For many years, Bear Republic's Racer X felt like a thing of urban lore. The beer would be exposed in brief, Bigfoot-like sightings, only to retreat without a trace. According to legend, if you gaze into a mirror and say "Racer X" three times, you'll immediately grow a beard of hops. That, or you'll get pretty thirsty.
In the Racer family of brews, X ("10") sits nicely between the ubiquitous Racer 5 and the elusive Cafe Racer 15 (which just won a silver medal in the Double IPA category at the Great American Beer Festival). Despite the name, Racer X isn't simply an amped up version of its younger sibling. Racer 5 is dry and driven by notes of citrus and tropical fruit. The hops in Racer X take a more resinous, piney route, backed by a much sweeter malt backbone that smacks of honey graham crackers. The beer effectively bridges the gap between the West Coast tradition of bone-dry, aromatic IPAs, and the East Coast approach of maltier IPAs with heavier body and more residual sugar.
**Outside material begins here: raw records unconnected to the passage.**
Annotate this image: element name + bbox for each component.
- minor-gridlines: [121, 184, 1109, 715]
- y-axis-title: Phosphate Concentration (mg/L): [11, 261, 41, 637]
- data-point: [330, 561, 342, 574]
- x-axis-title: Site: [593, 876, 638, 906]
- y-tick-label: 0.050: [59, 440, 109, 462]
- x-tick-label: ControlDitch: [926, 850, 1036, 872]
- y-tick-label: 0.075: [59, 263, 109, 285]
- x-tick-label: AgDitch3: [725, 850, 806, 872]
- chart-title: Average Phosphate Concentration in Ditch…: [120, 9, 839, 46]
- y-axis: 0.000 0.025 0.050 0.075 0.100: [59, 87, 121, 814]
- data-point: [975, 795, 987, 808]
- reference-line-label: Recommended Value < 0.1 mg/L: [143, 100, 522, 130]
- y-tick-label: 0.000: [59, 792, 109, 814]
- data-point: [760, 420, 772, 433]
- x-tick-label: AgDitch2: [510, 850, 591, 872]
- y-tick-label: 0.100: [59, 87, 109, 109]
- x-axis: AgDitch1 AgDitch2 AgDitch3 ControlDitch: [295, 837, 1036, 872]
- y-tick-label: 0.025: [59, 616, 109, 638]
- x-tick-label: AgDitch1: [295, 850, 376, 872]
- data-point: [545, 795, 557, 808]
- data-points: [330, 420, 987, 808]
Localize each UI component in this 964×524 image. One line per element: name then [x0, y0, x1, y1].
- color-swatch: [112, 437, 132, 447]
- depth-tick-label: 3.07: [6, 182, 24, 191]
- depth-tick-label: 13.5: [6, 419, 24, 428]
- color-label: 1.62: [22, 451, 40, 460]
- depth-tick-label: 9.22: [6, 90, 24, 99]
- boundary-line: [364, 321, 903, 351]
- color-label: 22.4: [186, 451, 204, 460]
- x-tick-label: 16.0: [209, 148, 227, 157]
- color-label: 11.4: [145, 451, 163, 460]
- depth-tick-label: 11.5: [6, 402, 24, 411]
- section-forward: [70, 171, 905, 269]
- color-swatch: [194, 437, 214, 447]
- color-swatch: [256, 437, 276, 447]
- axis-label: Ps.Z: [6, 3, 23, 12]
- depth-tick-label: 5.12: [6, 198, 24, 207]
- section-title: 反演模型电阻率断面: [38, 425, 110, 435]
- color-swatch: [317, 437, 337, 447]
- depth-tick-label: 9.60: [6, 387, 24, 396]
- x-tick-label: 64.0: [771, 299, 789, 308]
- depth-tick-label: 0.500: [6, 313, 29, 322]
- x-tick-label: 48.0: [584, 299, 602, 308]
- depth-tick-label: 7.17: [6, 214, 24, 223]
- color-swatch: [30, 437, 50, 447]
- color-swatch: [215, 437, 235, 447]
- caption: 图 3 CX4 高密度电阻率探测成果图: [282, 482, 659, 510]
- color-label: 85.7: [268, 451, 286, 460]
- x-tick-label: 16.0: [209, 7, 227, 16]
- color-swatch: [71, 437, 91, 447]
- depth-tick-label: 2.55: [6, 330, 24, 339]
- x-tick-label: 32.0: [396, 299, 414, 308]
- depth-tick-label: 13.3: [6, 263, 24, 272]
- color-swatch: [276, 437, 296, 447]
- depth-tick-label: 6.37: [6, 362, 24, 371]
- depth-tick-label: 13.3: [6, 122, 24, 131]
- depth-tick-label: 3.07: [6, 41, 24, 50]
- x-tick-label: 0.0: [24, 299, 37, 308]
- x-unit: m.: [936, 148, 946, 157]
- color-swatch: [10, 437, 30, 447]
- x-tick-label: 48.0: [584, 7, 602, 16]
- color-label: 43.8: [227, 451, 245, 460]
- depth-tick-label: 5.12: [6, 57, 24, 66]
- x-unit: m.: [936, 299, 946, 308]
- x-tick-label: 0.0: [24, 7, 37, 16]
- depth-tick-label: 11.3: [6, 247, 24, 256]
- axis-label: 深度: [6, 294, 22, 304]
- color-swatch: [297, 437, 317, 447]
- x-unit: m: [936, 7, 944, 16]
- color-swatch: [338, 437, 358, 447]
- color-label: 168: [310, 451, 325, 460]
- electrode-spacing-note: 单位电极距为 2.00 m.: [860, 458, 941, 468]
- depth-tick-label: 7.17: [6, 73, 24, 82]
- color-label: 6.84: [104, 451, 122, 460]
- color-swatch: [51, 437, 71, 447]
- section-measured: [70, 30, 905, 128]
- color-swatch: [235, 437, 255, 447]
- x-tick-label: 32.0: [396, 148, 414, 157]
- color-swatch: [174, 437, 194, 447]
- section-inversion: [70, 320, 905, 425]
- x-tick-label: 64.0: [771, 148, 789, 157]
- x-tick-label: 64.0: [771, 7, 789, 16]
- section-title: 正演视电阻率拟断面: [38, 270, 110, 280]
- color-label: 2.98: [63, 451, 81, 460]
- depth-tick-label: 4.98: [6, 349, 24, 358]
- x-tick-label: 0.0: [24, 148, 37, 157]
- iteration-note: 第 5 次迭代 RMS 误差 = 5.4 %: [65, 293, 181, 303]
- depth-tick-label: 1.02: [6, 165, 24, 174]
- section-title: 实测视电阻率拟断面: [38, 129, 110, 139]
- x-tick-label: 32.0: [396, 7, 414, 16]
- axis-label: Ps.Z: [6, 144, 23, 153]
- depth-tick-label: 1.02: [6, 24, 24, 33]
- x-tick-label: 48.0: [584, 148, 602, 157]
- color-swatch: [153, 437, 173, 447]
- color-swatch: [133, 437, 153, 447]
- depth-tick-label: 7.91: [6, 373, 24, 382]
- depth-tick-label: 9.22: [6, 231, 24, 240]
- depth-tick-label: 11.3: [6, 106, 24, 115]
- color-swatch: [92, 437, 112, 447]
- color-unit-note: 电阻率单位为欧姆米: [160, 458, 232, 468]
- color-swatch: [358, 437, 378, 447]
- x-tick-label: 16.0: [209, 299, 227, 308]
For the first time, finding Racer X isn't akin to hunting the Loch Ness monster. The brew has just started to reach shelves in 22-ounce bottles. When pairing Double IPAs with food, it's important to find flavors that can hold up to the bitterness and higher alcohol content. Hops tend to complement salty flavors, but boozy notes don't always pair nicely with sweeter flavors. We'd suggest picking up some umami-heavy cured meats from Fatted Calf or Boccalone to pair with this brew. The hoppy notes tease out the more subtle flavors of the charcuterie, while the salty meat tempers the beer's bitterness. On the dessert front, you'll need something with a rich depth of flavor that plays to the beer's malty side. We recommend some salted caramels or "bacon crack" from local chocolatier Nosh This.
Consume this beer as fresh as possible for optimal experience. Call ahead to better beer shops for availability.